Like many other veterans both Deacon Stone and son Michael experienced post-traumatic stress as a result of their military service.
This too impacted on the whole family. Deacon Stone was diagnosed with cancer in 2012, and he almost died from undiagnosed peritonitis.
“While both boys were deployed in Timor, I lay dying in Greenslopes hospital with excruciating pain that doctors could not fathom,” he said.
“I would not be alive today had Lynne and the girls not been at my bedside praying and pouring love into me when I had no energy left.
“Miraculously Lynne received a word of knowledge – the word ‘peritonitis’ – which she did not know the meaning of – but which triggered a bowel specialist to be called who undertook emergency surgery to repair a ruptured bowel and extensive infection.”
Deacon Stone later learned from his surgeon that his organs had already gone into arrest and he was within 10 minutes of dying.
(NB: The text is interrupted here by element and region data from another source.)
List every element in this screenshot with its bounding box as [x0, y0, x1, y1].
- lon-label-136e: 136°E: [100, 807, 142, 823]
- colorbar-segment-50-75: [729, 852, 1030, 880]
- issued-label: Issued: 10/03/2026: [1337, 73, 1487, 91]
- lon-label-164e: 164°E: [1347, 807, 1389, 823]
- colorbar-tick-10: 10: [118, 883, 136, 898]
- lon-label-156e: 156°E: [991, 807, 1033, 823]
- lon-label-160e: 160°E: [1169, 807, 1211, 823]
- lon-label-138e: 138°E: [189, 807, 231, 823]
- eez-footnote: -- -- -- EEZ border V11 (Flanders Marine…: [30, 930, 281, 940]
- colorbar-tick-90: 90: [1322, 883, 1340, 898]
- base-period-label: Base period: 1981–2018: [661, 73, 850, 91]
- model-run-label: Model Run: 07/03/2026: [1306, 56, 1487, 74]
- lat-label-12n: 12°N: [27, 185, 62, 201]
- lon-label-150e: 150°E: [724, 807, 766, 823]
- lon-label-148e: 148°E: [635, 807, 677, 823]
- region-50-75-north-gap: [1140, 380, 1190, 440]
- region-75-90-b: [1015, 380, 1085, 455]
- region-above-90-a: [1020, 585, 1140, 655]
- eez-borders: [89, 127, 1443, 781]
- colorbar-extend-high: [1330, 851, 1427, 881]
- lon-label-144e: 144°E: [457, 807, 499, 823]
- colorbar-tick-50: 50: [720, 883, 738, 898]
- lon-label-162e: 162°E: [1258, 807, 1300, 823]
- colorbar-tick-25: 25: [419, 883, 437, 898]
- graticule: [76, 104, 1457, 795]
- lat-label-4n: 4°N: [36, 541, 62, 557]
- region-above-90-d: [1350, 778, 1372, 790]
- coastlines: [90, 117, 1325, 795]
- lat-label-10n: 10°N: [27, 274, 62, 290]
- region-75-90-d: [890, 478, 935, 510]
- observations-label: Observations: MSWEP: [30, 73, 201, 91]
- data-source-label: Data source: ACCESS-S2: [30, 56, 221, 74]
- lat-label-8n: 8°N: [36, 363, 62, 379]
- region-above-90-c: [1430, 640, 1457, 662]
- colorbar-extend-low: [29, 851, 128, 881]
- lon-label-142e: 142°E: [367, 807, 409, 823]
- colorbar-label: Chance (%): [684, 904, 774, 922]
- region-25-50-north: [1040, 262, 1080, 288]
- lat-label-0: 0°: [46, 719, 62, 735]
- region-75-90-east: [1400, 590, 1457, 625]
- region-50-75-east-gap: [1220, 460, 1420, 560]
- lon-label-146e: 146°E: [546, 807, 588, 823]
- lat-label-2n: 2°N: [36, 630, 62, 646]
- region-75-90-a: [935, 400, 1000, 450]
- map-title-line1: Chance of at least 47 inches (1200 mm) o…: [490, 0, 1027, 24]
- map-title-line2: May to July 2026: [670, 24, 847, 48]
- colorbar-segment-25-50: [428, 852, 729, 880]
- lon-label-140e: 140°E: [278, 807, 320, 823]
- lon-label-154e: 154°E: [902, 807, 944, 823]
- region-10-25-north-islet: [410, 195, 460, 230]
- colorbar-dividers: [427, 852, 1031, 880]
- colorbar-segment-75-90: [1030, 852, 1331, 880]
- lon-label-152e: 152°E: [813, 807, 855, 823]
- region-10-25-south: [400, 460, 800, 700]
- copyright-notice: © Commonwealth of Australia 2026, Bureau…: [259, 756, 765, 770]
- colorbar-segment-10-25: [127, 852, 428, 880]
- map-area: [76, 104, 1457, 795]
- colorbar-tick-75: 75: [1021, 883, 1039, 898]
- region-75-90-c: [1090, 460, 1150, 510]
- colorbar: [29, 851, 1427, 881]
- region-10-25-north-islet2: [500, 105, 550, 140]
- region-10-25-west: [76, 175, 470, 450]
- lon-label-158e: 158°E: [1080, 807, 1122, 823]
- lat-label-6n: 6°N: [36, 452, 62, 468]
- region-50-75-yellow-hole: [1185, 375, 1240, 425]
Only Lynne’s action saved his life.
After serving in Timor both Deacon Stone and son Michael struggled with their stress and comorbidities.
Unable to find satisfactory treatments, they researched veterans’ health issues and gathered together a broad team of veterans and clinicians to develop a comprehensive holistic health and peer support organisation.
Over the past six years the Veterans Care Association has progressively improved its offerings, helping to bring hundreds of veterans back from the brink of suicide and providing healing and wholeness to veterans’ families.
Michael has led 14 Timor Awakening programs and the Department of Veterans Affairs is studying VCA’s evidence-based results with a view to incorporating VCA’s approach into its own rehabilitation model.
Since the awarding of Deacon Stone’s OAM, the Stone family has received hundreds of messages of support on social media from across Australia and Timor for the initiatives they have shown in seeing a problem needing a response, and then finding a solution.
Deacon Stone insists they were simply following the example of Jesus who engaged the marginalised, wounded, ill and injured.
“He didn’t seem focused on building a church, but rather inspiring people to engage in mission to the marginalised,” Deacon Stone said.
“Of course we need a church community, but it must exist primarily for the support of God’s mission, and not become a comfortable holy huddle.
“Mission is God’s main game. If we are not constantly seeking out, caring for and supporting those in need, we are not responding to God’s call. We all need a mission mindset.”
In terms of engaging with broader society Deacon Stone said “people won’t care how much we know until they see how much we care”.